The thing that scares people about love, especially the agape kind, is that it makes you vulnerable, it makes demands. For the Son, it led to the incarnation and the cross and one of his most difficult commands was for us to take up our crosses and follow along behind.
It is rare to see someone give up everything. When it happens it stands out. Jesus stood out. Francis of Assisi stood out. He gave up everything but remained close at hand to continue giving. While I respect ascetics, I would never place them in the same league as Francis and those like him. They are not being in the world, while remaining not of it. They have opted out. That said, I am not implying that God may not have a purpose for them, only that their road is in many ways an easier path.
Francis, however, took up his cross (as God called him) and followed Jesus. He, like Paul, gave up everything for Christ. If you have a chance, get the DVD Brother Son, Sister Moon. It is Franco Zeffirelli’s wonderful take on the life of the most beloved saint of the Western world, the saint who talked to the animals, who once told a bird who was interrupting his preaching that he, Francis, would be quiet until the bird had finished what he had to say.
Many of Francis’ words illustrate agape:
- For it is in giving that we receive.
- “It is no use walking anywhere to preach unless our walking is our preaching.
- Above all the grace and the gifts that Christ gives to his beloved is that of overcoming self.
- “God came to my house and asked for charity. And I fell on my knees and cried, `Beloved, what may I give?’ `Just love,’ He said. `Just love.”‘
- Until now, I have called Pietro Bernardone my father. But because I have proposed to serve God, I return to my father the money, and also all the clothing which is his. And I want only to say from now on, Our Father, Who art in heaven, and not, My father, Pietro Bernardone.
- Where there is discord may we bring harmony. Where there is error, may we bring truth. Where there is doubt, may we bring faith. Where there is despair, may we bring hope.
Early on, many thought Francis crazy. But as time wore on, many wanted to live like him. True to his words, his daily walk was his loudest preaching. When you absolutely take hold of God and his agape takes hold of you, many will think you are mad. It has ever been so. When you have sold out everything for God you become a fanatic to the world, who prefers its religion in measured doses, only moderating its vices, not dispensing with them.
It may be true that those who grasp tightly to God walk a dangerous road, balanced on the edge of apparent madness. At least the world sees it so. It is only agape that fortifies that perilous journey; it is only sacrifice that prevents the tipping point of prideful self-delusion, for only he who seeks nothing for himself can walk that close to God and remain whole. Hebrews warns us:
It is a fearful thing to fall into the hands of the living God. Hebrews 10:31
But is it not in those hands that we seek to be? Fearful or not, would we not grasp a hold of God with all our might, even though his holiness would burn us to the core? Are you not, O Lord, a consuming fire, burning away all of the wood, hay, and stubble of our lives, everything that we would hold onto. We quickly learn that he who sacrifices all, has nothing left to lose.
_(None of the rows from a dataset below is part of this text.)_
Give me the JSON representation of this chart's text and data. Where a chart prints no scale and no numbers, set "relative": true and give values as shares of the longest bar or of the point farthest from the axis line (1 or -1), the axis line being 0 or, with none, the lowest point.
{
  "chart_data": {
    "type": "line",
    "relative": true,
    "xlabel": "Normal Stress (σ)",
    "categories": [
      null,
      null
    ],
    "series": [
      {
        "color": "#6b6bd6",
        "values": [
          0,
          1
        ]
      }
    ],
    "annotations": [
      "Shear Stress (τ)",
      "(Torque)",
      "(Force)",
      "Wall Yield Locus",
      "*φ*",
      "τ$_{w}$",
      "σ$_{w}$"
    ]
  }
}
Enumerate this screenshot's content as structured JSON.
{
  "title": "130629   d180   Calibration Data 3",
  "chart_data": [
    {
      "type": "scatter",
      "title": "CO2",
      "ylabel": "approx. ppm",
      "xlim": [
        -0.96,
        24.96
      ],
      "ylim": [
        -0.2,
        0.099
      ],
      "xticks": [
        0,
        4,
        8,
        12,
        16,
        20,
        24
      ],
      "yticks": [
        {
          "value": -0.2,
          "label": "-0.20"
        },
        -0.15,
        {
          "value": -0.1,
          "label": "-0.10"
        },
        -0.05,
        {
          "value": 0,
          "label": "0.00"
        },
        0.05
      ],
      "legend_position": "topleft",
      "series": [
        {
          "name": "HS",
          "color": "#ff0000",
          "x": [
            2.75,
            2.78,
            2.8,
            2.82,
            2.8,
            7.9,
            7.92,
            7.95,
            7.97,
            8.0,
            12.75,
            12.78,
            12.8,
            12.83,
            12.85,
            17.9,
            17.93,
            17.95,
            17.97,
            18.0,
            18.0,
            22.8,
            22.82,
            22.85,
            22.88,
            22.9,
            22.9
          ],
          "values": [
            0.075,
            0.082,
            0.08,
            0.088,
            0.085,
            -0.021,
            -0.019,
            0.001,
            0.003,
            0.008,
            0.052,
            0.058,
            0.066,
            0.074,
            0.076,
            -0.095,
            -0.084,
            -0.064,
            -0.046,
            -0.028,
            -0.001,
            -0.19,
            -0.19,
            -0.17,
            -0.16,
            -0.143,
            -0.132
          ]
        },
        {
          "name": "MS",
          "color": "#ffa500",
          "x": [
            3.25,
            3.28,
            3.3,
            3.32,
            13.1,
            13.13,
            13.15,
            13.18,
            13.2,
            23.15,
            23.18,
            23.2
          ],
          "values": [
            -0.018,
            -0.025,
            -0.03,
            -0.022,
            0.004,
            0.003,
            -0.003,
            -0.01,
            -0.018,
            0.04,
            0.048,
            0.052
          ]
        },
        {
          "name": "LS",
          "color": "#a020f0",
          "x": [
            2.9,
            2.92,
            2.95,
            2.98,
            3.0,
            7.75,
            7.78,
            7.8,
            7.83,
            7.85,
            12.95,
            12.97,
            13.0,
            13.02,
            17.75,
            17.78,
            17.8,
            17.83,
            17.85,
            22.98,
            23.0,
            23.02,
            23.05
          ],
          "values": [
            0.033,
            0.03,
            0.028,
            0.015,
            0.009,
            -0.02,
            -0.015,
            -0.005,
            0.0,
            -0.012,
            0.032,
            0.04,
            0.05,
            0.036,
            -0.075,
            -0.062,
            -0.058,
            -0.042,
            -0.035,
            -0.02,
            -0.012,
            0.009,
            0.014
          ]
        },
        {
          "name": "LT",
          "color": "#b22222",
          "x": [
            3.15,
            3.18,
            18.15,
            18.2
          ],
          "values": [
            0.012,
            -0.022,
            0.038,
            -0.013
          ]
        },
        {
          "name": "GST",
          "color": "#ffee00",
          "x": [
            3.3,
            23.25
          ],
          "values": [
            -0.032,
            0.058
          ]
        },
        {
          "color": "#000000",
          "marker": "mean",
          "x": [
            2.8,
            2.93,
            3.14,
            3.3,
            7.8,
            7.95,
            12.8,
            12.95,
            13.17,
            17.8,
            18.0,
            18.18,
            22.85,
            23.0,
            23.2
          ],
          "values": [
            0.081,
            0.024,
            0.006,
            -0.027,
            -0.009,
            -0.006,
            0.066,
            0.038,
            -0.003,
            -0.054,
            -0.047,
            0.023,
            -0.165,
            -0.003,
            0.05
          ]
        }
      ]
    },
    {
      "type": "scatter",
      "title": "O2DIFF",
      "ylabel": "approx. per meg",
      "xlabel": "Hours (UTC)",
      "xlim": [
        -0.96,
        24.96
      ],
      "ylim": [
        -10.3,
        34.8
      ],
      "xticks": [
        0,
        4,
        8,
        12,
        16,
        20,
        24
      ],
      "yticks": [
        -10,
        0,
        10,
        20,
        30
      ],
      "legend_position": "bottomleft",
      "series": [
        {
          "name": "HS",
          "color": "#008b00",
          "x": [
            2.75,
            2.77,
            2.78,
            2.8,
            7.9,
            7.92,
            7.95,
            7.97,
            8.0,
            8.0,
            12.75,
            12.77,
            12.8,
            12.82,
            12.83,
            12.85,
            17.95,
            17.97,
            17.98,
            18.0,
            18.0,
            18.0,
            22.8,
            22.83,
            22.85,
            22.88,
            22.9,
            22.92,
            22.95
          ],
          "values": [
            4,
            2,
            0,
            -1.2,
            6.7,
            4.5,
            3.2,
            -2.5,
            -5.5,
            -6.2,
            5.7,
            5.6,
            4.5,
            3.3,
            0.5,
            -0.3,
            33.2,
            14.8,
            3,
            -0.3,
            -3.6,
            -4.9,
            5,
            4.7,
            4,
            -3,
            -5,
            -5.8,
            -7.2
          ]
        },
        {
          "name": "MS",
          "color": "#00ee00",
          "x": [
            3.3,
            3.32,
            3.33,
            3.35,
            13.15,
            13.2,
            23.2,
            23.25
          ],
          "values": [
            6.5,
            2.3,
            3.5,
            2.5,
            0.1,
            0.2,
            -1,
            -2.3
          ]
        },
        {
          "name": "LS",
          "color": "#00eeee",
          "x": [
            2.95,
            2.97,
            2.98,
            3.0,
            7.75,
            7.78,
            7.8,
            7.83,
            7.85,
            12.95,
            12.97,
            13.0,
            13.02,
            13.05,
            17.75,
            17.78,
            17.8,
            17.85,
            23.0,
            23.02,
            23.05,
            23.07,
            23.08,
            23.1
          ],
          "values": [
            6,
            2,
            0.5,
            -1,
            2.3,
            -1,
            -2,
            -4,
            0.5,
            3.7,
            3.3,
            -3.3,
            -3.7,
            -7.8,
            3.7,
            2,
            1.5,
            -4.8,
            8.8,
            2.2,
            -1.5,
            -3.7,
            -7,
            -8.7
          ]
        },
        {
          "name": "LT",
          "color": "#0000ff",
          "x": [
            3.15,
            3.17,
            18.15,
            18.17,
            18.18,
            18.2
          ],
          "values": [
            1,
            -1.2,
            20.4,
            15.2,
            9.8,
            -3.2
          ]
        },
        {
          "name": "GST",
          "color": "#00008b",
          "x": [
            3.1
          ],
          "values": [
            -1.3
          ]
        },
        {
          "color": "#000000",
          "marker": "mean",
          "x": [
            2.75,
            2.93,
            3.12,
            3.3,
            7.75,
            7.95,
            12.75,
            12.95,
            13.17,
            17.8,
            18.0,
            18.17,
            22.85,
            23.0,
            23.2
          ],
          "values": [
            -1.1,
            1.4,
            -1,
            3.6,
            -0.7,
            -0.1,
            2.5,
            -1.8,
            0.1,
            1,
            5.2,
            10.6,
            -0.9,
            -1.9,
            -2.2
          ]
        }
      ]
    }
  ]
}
Janis Joplin once had a tremendous insight, which she put in her song, Me & Bobby Mc Gee: “Freedom is just another word for nothing left to lose.” She was right. When you have joined God and agape is now a fundamental aspect of your being, you are totally free, you have nothing left to lose. You may possess things, but they will never possess you. Like Paul, you count everything as #%@!*& (Philippians 3:8) when compared to knowing God.
In closing, I would put a slight slant on Paul’s famous statement, “It is no longer I who live, but Christ who lives within me” and say “It is no longer I who live, but agape that has taken a hold of me.”
May God in his gracious mercy, prepare you in all diligence for the road a head, for at some point you, like all of us, will reach the nexus point of agape. The only question is how tightly you will hold on to it. May grace and peace find you and preserve you at that and every moment of your life.
So…is agape giving anytime we are asked? I fall so many times into the trap of giving only to find that the gift was illspent. Is agape giving without question? Is agape withholding the gift when you feel uncertain as to how it will be used?
My ministry is within a culture of schemers and scammers. I would dearly love a clear cut understanding of giving within the bounds of agape.